My field of research is organometallic chemistry. This field has been actively researched since around 1960. Since that time, it had been suggested that if the ubiquitous carbon-hydrogen bonds in organic compounds could be utilized in synthetic reactions, the number of reaction steps could be significantly reduced. Although much research was conducted over the subsequent 30 years, no clues to a solution were found.
As a university student, I too was fascinated by this research problem and spent my days thinking that I would one day take on the challenge. About 15 years ago, I suddenly succeeded in "creating something from nothing." I discovered a reaction that proceeds with high efficiency and selectivity to convert a carbon-hydrogen bond into a carbon-carbon bond by using ruthenium, which is in the same group as iron on the periodic table. This reaction involved reacting an aromatic ketone with an alkene to introduce an alkyl group to the benzene ring (Figure 1).
Whereas synthesizing the target compound previously required many steps, this reaction allows it to be obtained quantitatively in a single step. In particular, the formation of carbon-carbon bonds, which is crucial in organic synthesis, can be performed simply, providing a new methodology for organic synthesis techniques. (Figure 2)
This discovery served as a catalyst, sparking related research around the world and turning it into a rapidly developing field. Today, reactions that conventionally used organic halogen compounds can now be achieved by directly utilizing carbon-hydrogen bonds. I believe that by analyzing the characteristics of these reactions in detail, they will develop into an indispensable method for organic synthesis (Figure 3).

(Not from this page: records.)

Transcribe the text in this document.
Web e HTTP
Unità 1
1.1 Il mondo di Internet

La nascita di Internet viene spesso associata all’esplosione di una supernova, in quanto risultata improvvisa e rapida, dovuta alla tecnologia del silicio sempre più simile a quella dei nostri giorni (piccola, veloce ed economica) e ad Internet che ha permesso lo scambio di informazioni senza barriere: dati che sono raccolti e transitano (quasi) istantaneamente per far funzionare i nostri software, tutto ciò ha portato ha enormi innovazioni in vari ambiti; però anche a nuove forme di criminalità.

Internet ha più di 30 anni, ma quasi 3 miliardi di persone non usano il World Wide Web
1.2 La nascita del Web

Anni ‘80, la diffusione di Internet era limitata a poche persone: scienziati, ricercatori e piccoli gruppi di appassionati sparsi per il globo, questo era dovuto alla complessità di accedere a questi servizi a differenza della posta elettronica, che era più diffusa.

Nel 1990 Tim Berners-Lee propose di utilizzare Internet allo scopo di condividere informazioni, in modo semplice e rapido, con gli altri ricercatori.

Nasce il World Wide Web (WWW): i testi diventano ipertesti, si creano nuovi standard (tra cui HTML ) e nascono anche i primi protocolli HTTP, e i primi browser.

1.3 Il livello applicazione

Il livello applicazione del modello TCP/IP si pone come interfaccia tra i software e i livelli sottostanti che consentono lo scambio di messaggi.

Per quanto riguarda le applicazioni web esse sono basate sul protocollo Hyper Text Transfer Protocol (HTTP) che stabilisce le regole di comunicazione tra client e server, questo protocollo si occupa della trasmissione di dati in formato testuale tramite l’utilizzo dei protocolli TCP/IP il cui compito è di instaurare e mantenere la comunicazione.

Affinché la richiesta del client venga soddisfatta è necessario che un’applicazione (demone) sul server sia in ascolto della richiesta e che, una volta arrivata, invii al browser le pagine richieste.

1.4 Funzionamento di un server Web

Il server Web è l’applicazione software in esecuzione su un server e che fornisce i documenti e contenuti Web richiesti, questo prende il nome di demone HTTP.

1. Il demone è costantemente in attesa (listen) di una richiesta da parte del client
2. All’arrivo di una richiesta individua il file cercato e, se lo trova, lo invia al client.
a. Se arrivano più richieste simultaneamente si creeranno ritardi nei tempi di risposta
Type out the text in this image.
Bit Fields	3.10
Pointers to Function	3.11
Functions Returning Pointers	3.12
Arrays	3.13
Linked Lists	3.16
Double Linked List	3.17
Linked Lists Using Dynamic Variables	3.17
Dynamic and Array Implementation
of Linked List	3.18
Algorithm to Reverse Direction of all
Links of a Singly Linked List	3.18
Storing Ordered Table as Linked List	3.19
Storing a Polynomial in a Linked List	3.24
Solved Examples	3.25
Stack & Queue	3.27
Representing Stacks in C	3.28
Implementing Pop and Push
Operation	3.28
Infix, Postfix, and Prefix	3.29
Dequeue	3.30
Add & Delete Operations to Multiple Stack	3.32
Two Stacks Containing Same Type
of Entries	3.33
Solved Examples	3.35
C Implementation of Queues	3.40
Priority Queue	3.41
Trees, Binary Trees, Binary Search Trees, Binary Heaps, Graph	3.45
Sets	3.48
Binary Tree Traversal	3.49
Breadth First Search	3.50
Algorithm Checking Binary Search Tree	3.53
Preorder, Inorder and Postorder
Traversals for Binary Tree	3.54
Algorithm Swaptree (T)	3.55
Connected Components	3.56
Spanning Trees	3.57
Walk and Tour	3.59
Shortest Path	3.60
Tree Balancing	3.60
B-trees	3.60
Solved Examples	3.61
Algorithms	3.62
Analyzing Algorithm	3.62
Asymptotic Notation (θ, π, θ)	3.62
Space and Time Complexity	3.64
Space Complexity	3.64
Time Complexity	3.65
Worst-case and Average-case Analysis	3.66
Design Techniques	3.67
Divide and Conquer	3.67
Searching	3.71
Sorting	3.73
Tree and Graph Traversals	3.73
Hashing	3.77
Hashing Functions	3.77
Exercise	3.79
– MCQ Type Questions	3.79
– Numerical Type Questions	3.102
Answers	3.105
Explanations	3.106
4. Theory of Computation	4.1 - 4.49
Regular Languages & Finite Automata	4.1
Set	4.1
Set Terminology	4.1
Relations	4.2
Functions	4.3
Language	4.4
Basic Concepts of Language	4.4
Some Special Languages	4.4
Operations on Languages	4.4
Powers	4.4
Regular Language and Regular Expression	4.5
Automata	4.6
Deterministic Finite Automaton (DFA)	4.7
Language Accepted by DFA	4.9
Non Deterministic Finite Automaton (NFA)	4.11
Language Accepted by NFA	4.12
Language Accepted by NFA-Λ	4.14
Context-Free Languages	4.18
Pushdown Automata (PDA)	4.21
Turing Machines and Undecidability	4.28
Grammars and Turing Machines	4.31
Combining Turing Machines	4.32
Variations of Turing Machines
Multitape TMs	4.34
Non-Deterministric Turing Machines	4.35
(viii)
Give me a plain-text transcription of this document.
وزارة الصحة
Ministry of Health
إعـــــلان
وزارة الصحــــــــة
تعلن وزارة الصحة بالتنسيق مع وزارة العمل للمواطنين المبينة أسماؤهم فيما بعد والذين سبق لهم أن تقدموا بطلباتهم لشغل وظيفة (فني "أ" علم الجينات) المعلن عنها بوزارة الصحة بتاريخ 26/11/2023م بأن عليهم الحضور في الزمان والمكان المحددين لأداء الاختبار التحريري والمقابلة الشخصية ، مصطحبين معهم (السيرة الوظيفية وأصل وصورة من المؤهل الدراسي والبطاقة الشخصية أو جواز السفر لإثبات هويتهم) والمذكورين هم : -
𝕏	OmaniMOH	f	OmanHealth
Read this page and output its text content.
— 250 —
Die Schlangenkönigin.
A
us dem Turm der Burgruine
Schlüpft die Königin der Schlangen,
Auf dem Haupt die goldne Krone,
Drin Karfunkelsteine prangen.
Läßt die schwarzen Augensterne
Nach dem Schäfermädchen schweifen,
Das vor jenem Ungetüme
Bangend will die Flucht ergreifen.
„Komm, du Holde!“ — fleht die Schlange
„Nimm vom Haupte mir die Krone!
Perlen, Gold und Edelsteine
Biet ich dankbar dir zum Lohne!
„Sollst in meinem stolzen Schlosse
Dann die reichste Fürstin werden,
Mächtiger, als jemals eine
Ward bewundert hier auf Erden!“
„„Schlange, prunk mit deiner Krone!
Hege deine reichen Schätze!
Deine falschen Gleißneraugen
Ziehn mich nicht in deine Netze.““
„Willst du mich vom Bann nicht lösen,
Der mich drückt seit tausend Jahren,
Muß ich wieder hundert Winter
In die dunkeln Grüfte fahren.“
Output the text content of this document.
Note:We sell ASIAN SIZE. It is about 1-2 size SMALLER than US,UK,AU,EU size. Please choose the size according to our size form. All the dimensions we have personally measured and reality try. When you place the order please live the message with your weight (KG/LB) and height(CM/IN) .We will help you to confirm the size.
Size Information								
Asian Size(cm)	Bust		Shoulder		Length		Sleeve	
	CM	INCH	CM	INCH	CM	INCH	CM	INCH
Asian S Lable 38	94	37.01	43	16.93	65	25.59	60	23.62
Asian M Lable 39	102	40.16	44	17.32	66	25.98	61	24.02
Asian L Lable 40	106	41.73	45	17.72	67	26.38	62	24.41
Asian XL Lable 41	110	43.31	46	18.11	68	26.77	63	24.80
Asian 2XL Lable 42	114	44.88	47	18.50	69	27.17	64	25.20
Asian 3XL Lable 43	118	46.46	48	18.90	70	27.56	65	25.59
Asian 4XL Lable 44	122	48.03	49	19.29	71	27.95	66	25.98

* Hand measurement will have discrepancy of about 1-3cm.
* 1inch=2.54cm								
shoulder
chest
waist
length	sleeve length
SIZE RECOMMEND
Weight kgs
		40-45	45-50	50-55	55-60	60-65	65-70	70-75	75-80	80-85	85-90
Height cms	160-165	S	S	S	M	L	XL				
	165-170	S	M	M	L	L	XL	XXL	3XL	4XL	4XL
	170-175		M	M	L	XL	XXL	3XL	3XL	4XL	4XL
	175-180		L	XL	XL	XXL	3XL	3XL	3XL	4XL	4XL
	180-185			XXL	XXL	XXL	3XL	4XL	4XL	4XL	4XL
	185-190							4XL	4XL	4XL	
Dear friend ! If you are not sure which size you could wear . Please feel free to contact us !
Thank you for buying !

In our diversified modern society, the synthesis of a wide variety of substances is essential for sustaining an affluent and comfortable life. Using the methods of chemistry, we can transform molecules into completely different ones by rearranging the bonds between them. This also makes it possible to newly elicit the various properties and functions that these substances possess. I believe that chemistry will play an increasingly important role in the field of science in the future.